Beyond the Visible: Discovering the Invisible Bonds that Tie Us Together (보이는 것을 넘어서: 우리를 묶어주는 보이지 않는 유대를 발견하기)
Little Prince Chapter 21
It was then that the fox appeared.
"Good morning," said the fox.
"Good morning," the little prince responded politely, although when he turned around he saw nothing.
"I am right here," the voice said, "under the apple tree."
"Who are you?" asked the little prince, and added, "You are very pretty to look at."
"I am a fox," the fox said.
"Come and play with me," proposed the little prince. "I am so unhappy."
"I cannot play with you," the fox said. "I am not tamed."
"Ah! Please excuse me," said the little prince.
But, after some thought, he added:
"What does that mean--'tame'?"
"You do not live here," said the fox. "What is it that you are looking for?"
"I am looking for men," said the little prince. "What does that mean--'tame'?"
"Men," said the fox. "They have guns, and they hunt. It is very disturbing. They also raise chickens. These are their only interests. Are you looking for chickens?"
"No," said the little prince. "I am looking for friends. What does that mean--'tame'?"
"It is an act too often neglected," said the fox. It means to establish ties."
"'To establish ties'?"
"Just that," said the fox. "To me, you are still nothing more than a little boy who is just like a hundred thousand other little boys. And I have no need of you. And you, on your part, have no need of me. To you, I am nothing more than a fox like a hundred thousand other foxes. But if you tame me, then we shall need each other. To me, you will be unique in all the world. To you, I shall be unique in all the world . . ."
"I am beginning to understand," said the little prince. "There is a flower . . . I think that she has tamed me . . ."
"It is possible," said the fox. "On the Earth one sees all sorts of things."
"Oh, but this is not on the Earth!" said the little prince.

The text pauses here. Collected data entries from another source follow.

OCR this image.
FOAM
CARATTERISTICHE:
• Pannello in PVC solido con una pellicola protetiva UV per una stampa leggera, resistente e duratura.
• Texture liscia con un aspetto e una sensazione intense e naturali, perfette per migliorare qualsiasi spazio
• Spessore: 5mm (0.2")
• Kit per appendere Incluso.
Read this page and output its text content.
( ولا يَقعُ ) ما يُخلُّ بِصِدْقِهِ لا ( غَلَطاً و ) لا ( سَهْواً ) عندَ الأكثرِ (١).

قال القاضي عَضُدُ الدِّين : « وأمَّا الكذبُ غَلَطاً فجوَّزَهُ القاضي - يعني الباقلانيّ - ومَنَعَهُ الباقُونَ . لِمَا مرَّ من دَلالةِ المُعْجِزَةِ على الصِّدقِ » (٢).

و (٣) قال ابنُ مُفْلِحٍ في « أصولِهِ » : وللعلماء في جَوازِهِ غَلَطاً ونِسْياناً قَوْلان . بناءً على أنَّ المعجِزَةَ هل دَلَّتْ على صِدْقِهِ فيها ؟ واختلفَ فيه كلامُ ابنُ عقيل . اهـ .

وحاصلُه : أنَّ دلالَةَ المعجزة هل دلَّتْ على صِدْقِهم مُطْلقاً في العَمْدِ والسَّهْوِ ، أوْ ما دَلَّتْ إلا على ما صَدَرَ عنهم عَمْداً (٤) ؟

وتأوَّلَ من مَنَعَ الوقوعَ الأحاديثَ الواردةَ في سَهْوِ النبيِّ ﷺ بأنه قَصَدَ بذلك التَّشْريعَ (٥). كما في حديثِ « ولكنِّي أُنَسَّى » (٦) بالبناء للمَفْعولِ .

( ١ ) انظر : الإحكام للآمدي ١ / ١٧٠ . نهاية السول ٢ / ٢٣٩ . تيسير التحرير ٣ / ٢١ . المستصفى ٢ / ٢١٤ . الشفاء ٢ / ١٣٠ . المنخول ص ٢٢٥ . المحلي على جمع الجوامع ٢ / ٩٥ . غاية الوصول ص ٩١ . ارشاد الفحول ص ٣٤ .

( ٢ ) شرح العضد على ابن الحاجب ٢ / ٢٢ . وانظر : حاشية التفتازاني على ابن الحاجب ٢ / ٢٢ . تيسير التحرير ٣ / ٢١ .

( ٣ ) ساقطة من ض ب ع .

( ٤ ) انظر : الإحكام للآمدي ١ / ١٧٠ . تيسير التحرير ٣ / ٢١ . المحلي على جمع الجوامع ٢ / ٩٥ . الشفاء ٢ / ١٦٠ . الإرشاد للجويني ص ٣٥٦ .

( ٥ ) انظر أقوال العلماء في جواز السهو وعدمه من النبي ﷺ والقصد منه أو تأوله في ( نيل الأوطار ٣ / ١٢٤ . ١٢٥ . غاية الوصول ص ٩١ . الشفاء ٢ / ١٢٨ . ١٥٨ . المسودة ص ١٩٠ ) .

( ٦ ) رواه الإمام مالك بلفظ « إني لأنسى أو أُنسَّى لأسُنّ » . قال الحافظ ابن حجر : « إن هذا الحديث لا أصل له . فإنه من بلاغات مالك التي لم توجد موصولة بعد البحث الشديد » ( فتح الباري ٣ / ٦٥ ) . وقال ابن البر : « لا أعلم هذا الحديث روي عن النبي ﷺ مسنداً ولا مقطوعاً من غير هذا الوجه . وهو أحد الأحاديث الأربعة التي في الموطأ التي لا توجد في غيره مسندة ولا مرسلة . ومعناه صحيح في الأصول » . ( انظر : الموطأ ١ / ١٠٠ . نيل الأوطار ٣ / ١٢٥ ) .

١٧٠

The fox seemed perplexed, and very curious.
"On another planet?"
"Are there hunters on that planet?"
"Ah, that is interesting! Are there chickens?"
"Nothing is perfect," sighed the fox.
But he came back to his idea.
"My life is very monotonous," the fox said. "I hunt chickens; men hunt me. All the chickens are just alike, and all the men are just alike. And, in consequence, I am a little bored. But if you tame me, it will be as if the sun came to shine on my life. I shall know the sound of a step that will be different from all the others. Other steps send me hurrying back underneath the ground. Yours will call me, like music, out of my burrow. And then look: you see the grain-fields down yonder? I do not eat bread. Wheat is of no use to me. The wheat fields have nothing to say to me. And that is sad. But you have hair that is the color of gold. Think how wonderful that will be when you have tamed me! The grain, which is also golden, will bring me back the thought of you. And I shall love to listen to the wind in the wheat . . ."
The fox gazed at the little prince, for a long time.
"Please--tame me!" he said.
"I want to, very much," the little prince replied. "But I have not much time. I have friends to discover, and a great many things to understand."
"One only understands the things that one tames," said the fox. "Men have no more time to understand anything. They buy things all ready made at the shops. But there is no shop anywhere where one can buy friendship, and so men have no friends any more. If you want a friend, tame me . . ."
"What must I do, to tame you?" asked the little prince.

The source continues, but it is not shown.